The study was designed as randomized-controlled trial with a long follow-up of 12 months to address the need of high-quality and long follow-up trials, as stated in a Cochrane Review [6]. Parallel-group design was preferred to minimize a possible time-dependent bias. To ensure equality of observation for both treatment groups, the intervention pharmacists (CG, KS, NH) worked independently from the researcher (RL).

The results of this study show the potential efficacy of the intervention in a daily practice setting. The intervention was conducted as intended by the study protocol. The intervention pharmacists found 2.6 DRPs per patient on average, which aligns with the results of our previous study [20]. However, five patients received no intervention because their discharge occurred in such a narrow time frame that the intervention could not be performed.

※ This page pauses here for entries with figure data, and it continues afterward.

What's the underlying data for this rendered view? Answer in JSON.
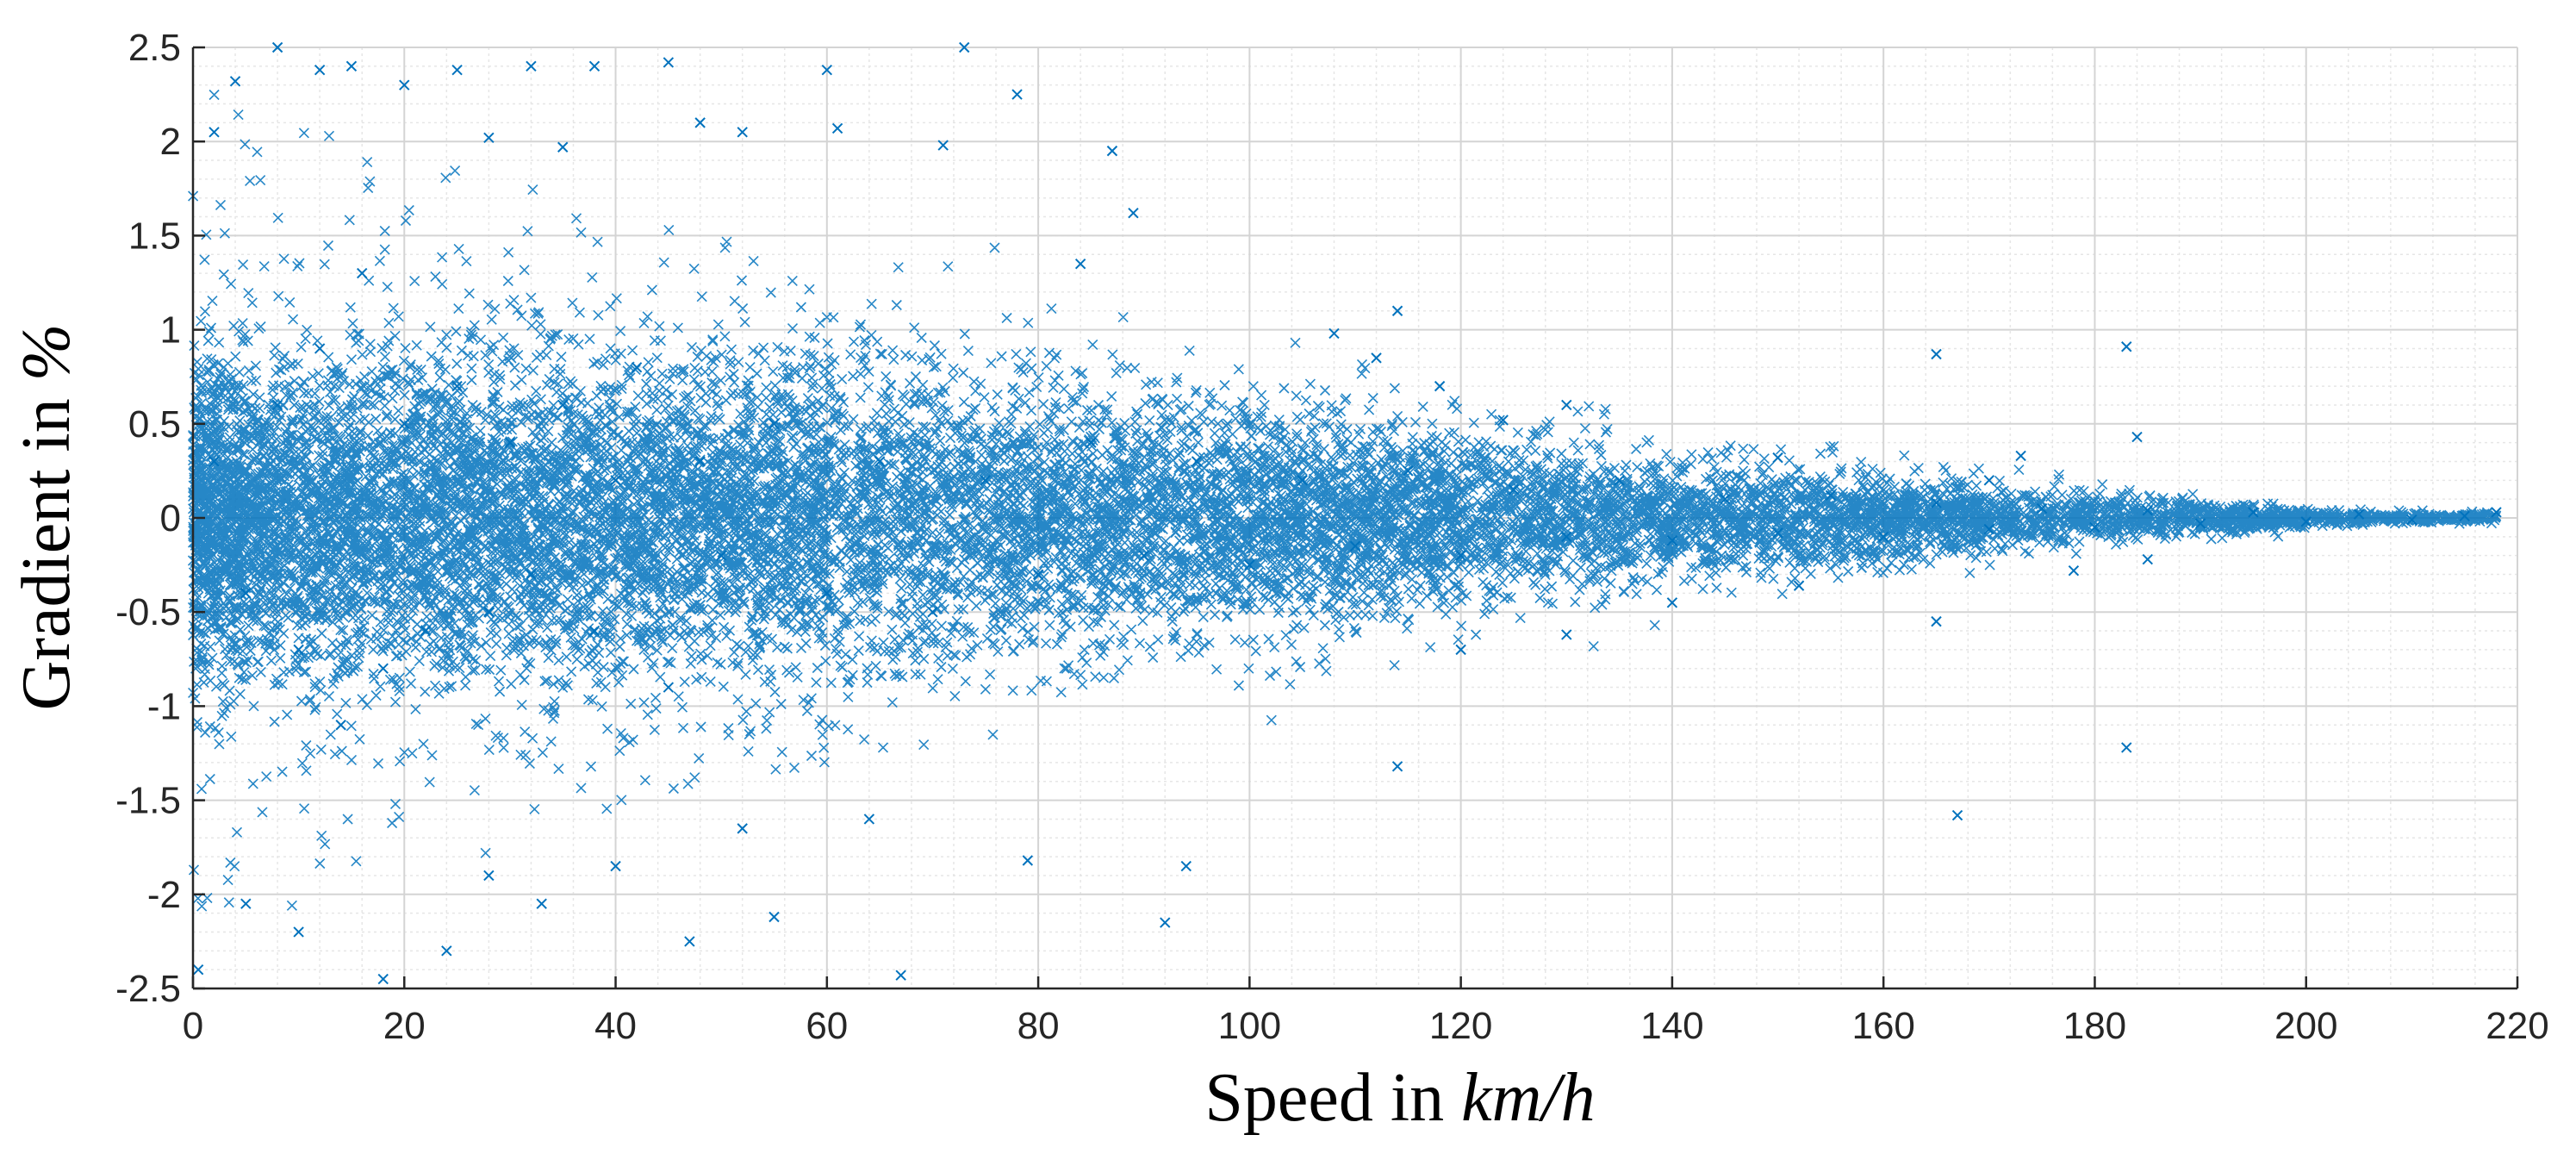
{
  "chart_data": {
    "type": "scatter",
    "title": "",
    "xlabel": {
      "prefix": "Speed in ",
      "unit": "km/h"
    },
    "ylabel": {
      "prefix": "Gradient in ",
      "unit": "%"
    },
    "xlim": [
      0,
      220
    ],
    "ylim": [
      -2.5,
      2.5
    ],
    "x_ticks": [
      0,
      20,
      40,
      60,
      80,
      100,
      120,
      140,
      160,
      180,
      200,
      220
    ],
    "x_tick_labels": [
      "0",
      "20",
      "40",
      "60",
      "80",
      "100",
      "120",
      "140",
      "160",
      "180",
      "200",
      "220"
    ],
    "y_ticks": [
      -2.5,
      -2,
      -1.5,
      -1,
      -0.5,
      0,
      0.5,
      1,
      1.5,
      2,
      2.5
    ],
    "y_tick_labels": [
      "-2.5",
      "-2",
      "-1.5",
      "-1",
      "-0.5",
      "0",
      "0.5",
      "1",
      "1.5",
      "2",
      "2.5"
    ],
    "grid": true,
    "minor_grid": true,
    "marker": "x",
    "series_color": "#0072BD",
    "series": [
      {
        "x": [
          2,
          5,
          8,
          10,
          12,
          14,
          16,
          18,
          20,
          22,
          25,
          28,
          30,
          32,
          35,
          38,
          40,
          42,
          45,
          48,
          50,
          55,
          60,
          65,
          70,
          75,
          80,
          85,
          90,
          95,
          100,
          105,
          110,
          115,
          120,
          125,
          130,
          135,
          140,
          145,
          150,
          155,
          160,
          165,
          170,
          175,
          180,
          185,
          190,
          195,
          200,
          205,
          210,
          215,
          218
        ],
        "y": [
          0.3,
          -0.4,
          0.6,
          -0.7,
          0.9,
          -1.1,
          1.3,
          -0.8,
          0.5,
          -0.6,
          0.7,
          -0.5,
          0.4,
          -0.3,
          0.6,
          -0.6,
          0.2,
          0.8,
          -0.9,
          0.3,
          -0.2,
          0.5,
          -0.4,
          0.3,
          -0.5,
          0.2,
          -0.3,
          0.4,
          -0.2,
          0.3,
          -0.25,
          0.2,
          -0.15,
          0.25,
          -0.2,
          0.15,
          -0.1,
          0.2,
          -0.12,
          0.1,
          -0.08,
          0.12,
          -0.1,
          0.08,
          -0.06,
          0.05,
          -0.05,
          0.04,
          -0.03,
          0.03,
          -0.02,
          0.02,
          -0.01,
          0.01,
          0.03
        ]
      }
    ],
    "outliers": [
      {
        "x": 8,
        "y": 2.5
      },
      {
        "x": 73,
        "y": 2.5
      },
      {
        "x": 15,
        "y": 2.4
      },
      {
        "x": 45,
        "y": 2.42
      },
      {
        "x": 60,
        "y": 2.38
      },
      {
        "x": 2,
        "y": 2.05
      },
      {
        "x": 61,
        "y": 2.07
      },
      {
        "x": 71,
        "y": 1.98
      },
      {
        "x": 78,
        "y": 2.25
      },
      {
        "x": 87,
        "y": 1.95
      },
      {
        "x": 89,
        "y": 1.62
      },
      {
        "x": 84,
        "y": 1.35
      },
      {
        "x": 108,
        "y": 0.98
      },
      {
        "x": 114,
        "y": 1.1
      },
      {
        "x": 112,
        "y": 0.85
      },
      {
        "x": 165,
        "y": 0.87
      },
      {
        "x": 183,
        "y": 0.91
      },
      {
        "x": 184,
        "y": 0.43
      },
      {
        "x": 167,
        "y": -1.58
      },
      {
        "x": 183,
        "y": -1.22
      },
      {
        "x": 165,
        "y": -0.55
      },
      {
        "x": 114,
        "y": -1.32
      },
      {
        "x": 92,
        "y": -2.15
      },
      {
        "x": 67,
        "y": -2.43
      },
      {
        "x": 55,
        "y": -2.12
      },
      {
        "x": 47,
        "y": -2.25
      },
      {
        "x": 18,
        "y": -2.45
      },
      {
        "x": 0.5,
        "y": -2.4
      },
      {
        "x": 94,
        "y": -1.85
      },
      {
        "x": 79,
        "y": -1.82
      },
      {
        "x": 33,
        "y": -2.05
      },
      {
        "x": 24,
        "y": -2.3
      },
      {
        "x": 10,
        "y": -2.2
      },
      {
        "x": 5,
        "y": -2.05
      },
      {
        "x": 28,
        "y": -1.9
      },
      {
        "x": 40,
        "y": -1.85
      },
      {
        "x": 52,
        "y": -1.65
      },
      {
        "x": 64,
        "y": -1.6
      },
      {
        "x": 38,
        "y": 2.4
      },
      {
        "x": 25,
        "y": 2.38
      },
      {
        "x": 32,
        "y": 2.4
      },
      {
        "x": 4,
        "y": 2.32
      },
      {
        "x": 12,
        "y": 2.38
      },
      {
        "x": 20,
        "y": 2.3
      },
      {
        "x": 48,
        "y": 2.1
      },
      {
        "x": 52,
        "y": 2.05
      },
      {
        "x": 35,
        "y": 1.97
      },
      {
        "x": 28,
        "y": 2.02
      },
      {
        "x": 150,
        "y": 0.32
      },
      {
        "x": 152,
        "y": -0.36
      },
      {
        "x": 170,
        "y": 0.2
      },
      {
        "x": 173,
        "y": 0.33
      },
      {
        "x": 178,
        "y": -0.28
      },
      {
        "x": 185,
        "y": -0.22
      },
      {
        "x": 130,
        "y": 0.6
      },
      {
        "x": 118,
        "y": 0.7
      },
      {
        "x": 124,
        "y": 0.52
      },
      {
        "x": 120,
        "y": -0.7
      },
      {
        "x": 130,
        "y": -0.62
      },
      {
        "x": 140,
        "y": -0.45
      }
    ]
  }
}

The small number of participants resulted in an underpowered study. Thus, statistical significance could only be shown after including covariates in the model.

As in many other studies, the Hawthorne effect could have influenced the behaviour of physicians, nurses, patients and relatives. The long follow-up may have induced a recall bias, as patients or contact persons might not have remembered less severe events that happened long ago. Additionally, a detection bias may have influenced the results, as the follow-up interviews were not blinded. We tried to avoid this bias using standardized questions. Furthermore, there may be a risk of subjectivity in the outcome assessment; this risk was minimized by having more than one reviewer.

Our study may have limited generalizability to non-academic hospitals and other university hospitals because of the mono-centric study design, the selection of cooperating wards and the low participation rate. In contrast to other studies, however, we included patients of different medical disciplines representing a broader patient population [12‐14].

All patients had different general practitioners, physicians, community pharmacists and other healthcare professionals who were involved in therapy and might have influenced their medication or their risk for rehospitalization. In future studies, these confounders could be documented in a structured form and might be added to the risk factor analysis.